As the situation now is in the US, it makes sense for people to wear masks. It’s easy to do and protects ourselves, those close to us, others we are in contact with, and all of us. When right-wingers refuse to wear masks, it seems that it’s more out of reactivity (to the “liberal elite”, to the government) than an informed decision. It shows how reactivity can lead to stupidity.


I wrote about this several times when Brexit was a more hot topic, but it’s worth mentioning again: For many who promoted Brexit, Brexit was never about what they said it was about. For them, Brexit is primarily a way to do away with pesky EU regulations. Regulations that protect people, animals, nature, and future generations. And who benefits from that in the short term? The already very wealthy. Who benefits from it in the longer term? Nobody.



When people starting getting the seriousness of the pandemic, some countries and people perhaps went a bit overboard in taking strong and sometimes ineffective (spraying sidewalks!) measures. It’s understandable since we didn’t know much about the virus back then (and still don’t), it’s better to be cautious than sorry, and some governments were as much concerned with image as taking sane and reasonable measures.

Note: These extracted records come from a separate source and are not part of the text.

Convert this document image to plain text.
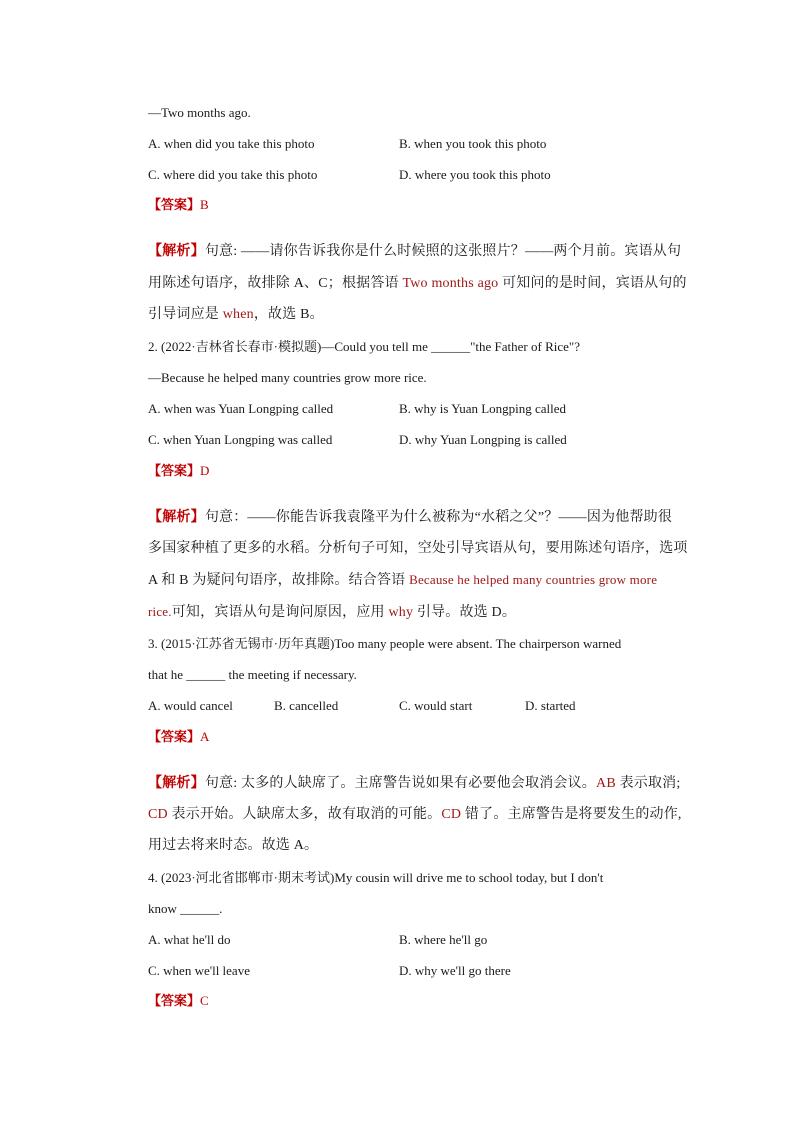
—Two months ago.
A. when did you take this photo	B. when you took this photo
C. where did you take this photo	D. where you took this photo
【答案】B
【解析】句意: ——请你告诉我你是什么时候照的这张照片？——两个月前。宾语从句
用陈述句语序，故排除 A、C；根据答语 Two months ago 可知问的是时间，宾语从句的
引导词应是 when，故选 B。
2. (2022·吉林省长春市·模拟题)—Could you tell me ______"the Father of Rice"?
—Because he helped many countries grow more rice.
A. when was Yuan Longping called	B. why is Yuan Longping called
C. when Yuan Longping was called	D. why Yuan Longping is called
【答案】D
【解析】句意：——你能告诉我袁隆平为什么被称为“水稻之父”？——因为他帮助很
多国家种植了更多的水稻。分析句子可知，空处引导宾语从句，要用陈述句语序，选项
A 和 B 为疑问句语序，故排除。结合答语 Because he helped many countries grow more
rice.可知，宾语从句是询问原因，应用 why 引导。故选 D。
3. (2015·江苏省无锡市·历年真题)Too many people were absent. The chairperson warned
that he ______ the meeting if necessary.
A. would cancel	B. cancelled	C. would start	D. started
【答案】A
【解析】句意: 太多的人缺席了。主席警告说如果有必要他会取消会议。AB 表示取消;
CD 表示开始。人缺席太多，故有取消的可能。CD 错了。主席警告是将要发生的动作,
用过去将来时态。故选 A。
4. (2023·河北省邯郸市·期末考试)My cousin will drive me to school today, but I don't
know ______.
A. what he'll do	B. where he'll go
C. when we'll leave	D. why we'll go there
【答案】C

Now, when things start opening up again – at least in Europe – it seems that some go far in the other direction. Many seems to have forgotten that the virus is here and does about the same to you now as it did back then. They gather, party, go to large events, and so on. In my neighborhood near Oslo, it seems that people have gone a bit insane in terms of the gathering and partying, as if there is nothing to worry about. (It used to be that the party noise was only on weekends but now it’s through the week.)

This is one of the things that makes me worry about humanity. Why not take a sober approach through it all? Why not take the necessary precautions – hand hygiene, keep physical distance, avoid gatherings, work from home if possible, use stricter precautions for risk groups etc. – without going too far into one extreme or the other?

What we see now is almost guaranteed to create a second wave, and – as with the Spanish Flu – it may get as bad or worse than the first.

Of course, many do take more of a middle ground and it’s easy to notice the extremes since they stick out. But it does seem that a lot of people now are throwing caution to the wind and putting us all – collectively and individually – at higher risk.